As shown in the documentation, the OpenLink Virtuoso "universal server" supports the XML Storage System, MetaWeblog, Blogger, and Moveable Type APIs, which enables it to host weblogs created with Radio and other weblogging tools.
This is my first exposure to Virtuoso, but in an article for InfoWorld, Jon Udell makes it sound like Radio's big brother:
At the core, it's a SQL engine that not only supports ODBC but can attach foreign databases through ODBC. Then came the layers: an e-mail server, a news server, an application server, a SOAP stack, Java and .NET bindings, a WebDAV server, and XML storage, indexing, and transformation. The goal was always business process integration, but that was difficult to explain.
Udell, who excels at creating Rube Goldbergian applications that combine Web services and software, created an RSS application that hooks Radio and Virtuoso together:
Data moves from a SOAP service in Radio UserLand, through an auto-generated WSDL wrapper, into a database stored procedure, which calls out to the Web through a C# extension and stores results in an indexed XML database. Then an XPath-enabled SQL query gathers results, converts them to XML, and virtualizes them as a WebDAV resource, which Excel finally reads and analyzes.
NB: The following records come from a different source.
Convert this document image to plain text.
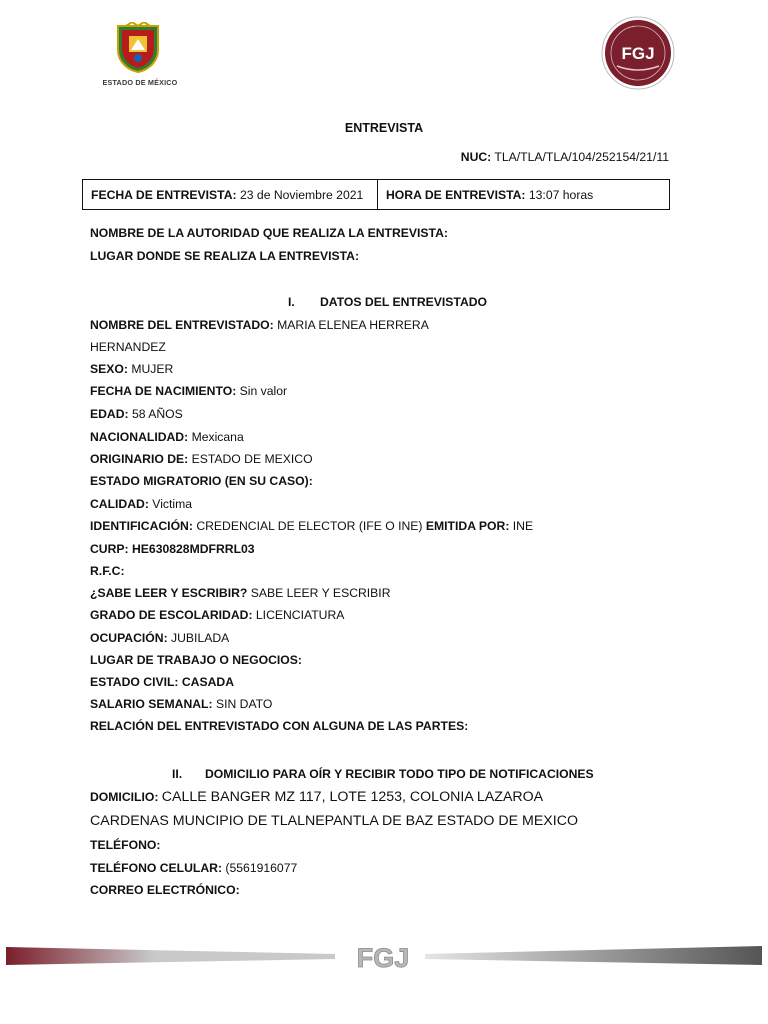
ESTADO DE MÉXICO
FGJ
ENTREVISTA
NUC: TLA/TLA/TLA/104/252154/21/11
FECHA DE ENTREVISTA:
23 de Noviembre 2021 HORA DE ENTREVISTA:
13:07 horas
NOMBRE DE LA AUTORIDAD QUE REALIZA LA ENTREVISTA:
LUGAR DONDE SE REALIZA LA ENTREVISTA:
I. DATOS DEL ENTREVISTADO
NOMBRE DEL ENTREVISTADO: MARIA ELENEA HERRERA
HERNANDEZ
SEXO: MUJER
FECHA DE NACIMIENTO: Sin valor
EDAD: 58 AÑOS
NACIONALIDAD: Mexicana
ORIGINARIO DE: ESTADO DE MEXICO
ESTADO MIGRATORIO (EN SU CASO):
CALIDAD: Victima
IDENTIFICACIÓN: CREDENCIAL DE ELECTOR (IFE O INE) EMITIDA POR: INE
CURP: HE630828MDFRRL03
R.F.C:
¿SABE LEER Y ESCRIBIR? SABE LEER Y ESCRIBIR
GRADO DE ESCOLARIDAD: LICENCIATURA
OCUPACIÓN: JUBILADA
LUGAR DE TRABAJO O NEGOCIOS:
ESTADO CIVIL: CASADA
SALARIO SEMANAL: SIN DATO
RELACIÓN DEL ENTREVISTADO CON ALGUNA DE LAS PARTES:
II. DOMICILIO PARA OÍR Y RECIBIR TODO TIPO DE NOTIFICACIONES
DOMICILIO: CALLE BANGER MZ 117, LOTE 1253, COLONIA LAZAROA
CARDENAS MUNCIPIO DE TLALNEPANTLA DE BAZ ESTADO DE MEXICO
TELÉFONO:
TELÉFONO CELULAR: (5561916077
CORREO ELECTRÓNICO:
FGJ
Pricing starts at $5,000 for the server and $600 for the client.
I'm currently using PyCS, an open source clone of the Radio Community Server written in Python, to provide comments and trackback functionality. The trackback feature is in early beta, so my guess is that the problem is on my end.
Virtuoso sounds great.
Placed a comment re. this post on my blog:
http://www.openlinksw.com/blog/~kidehen/index.vspx?id=389
I was hoping to use the CommentAPI from my system but Userland doesn't appear to have this yet :-) I also used Virtuoso's trackback functionality from my blog to ping re. this post, but the url for the tracback source in your trackback page is incorrect (I am also investigating this on my side just in case it is a problem with Virtuoso's trackback client).
The Trackback Ping was a Virtuoso problem :-(
I've updated my post so that the new Trackback ping comes through, and hopefully verifying the fix.
I've narrowed the Trackback Ping problem down to Zempt (the Blog Client used for pings 1,2,and 4. While Ping #3 worked and this came Virtuoso's Blog Posting Client.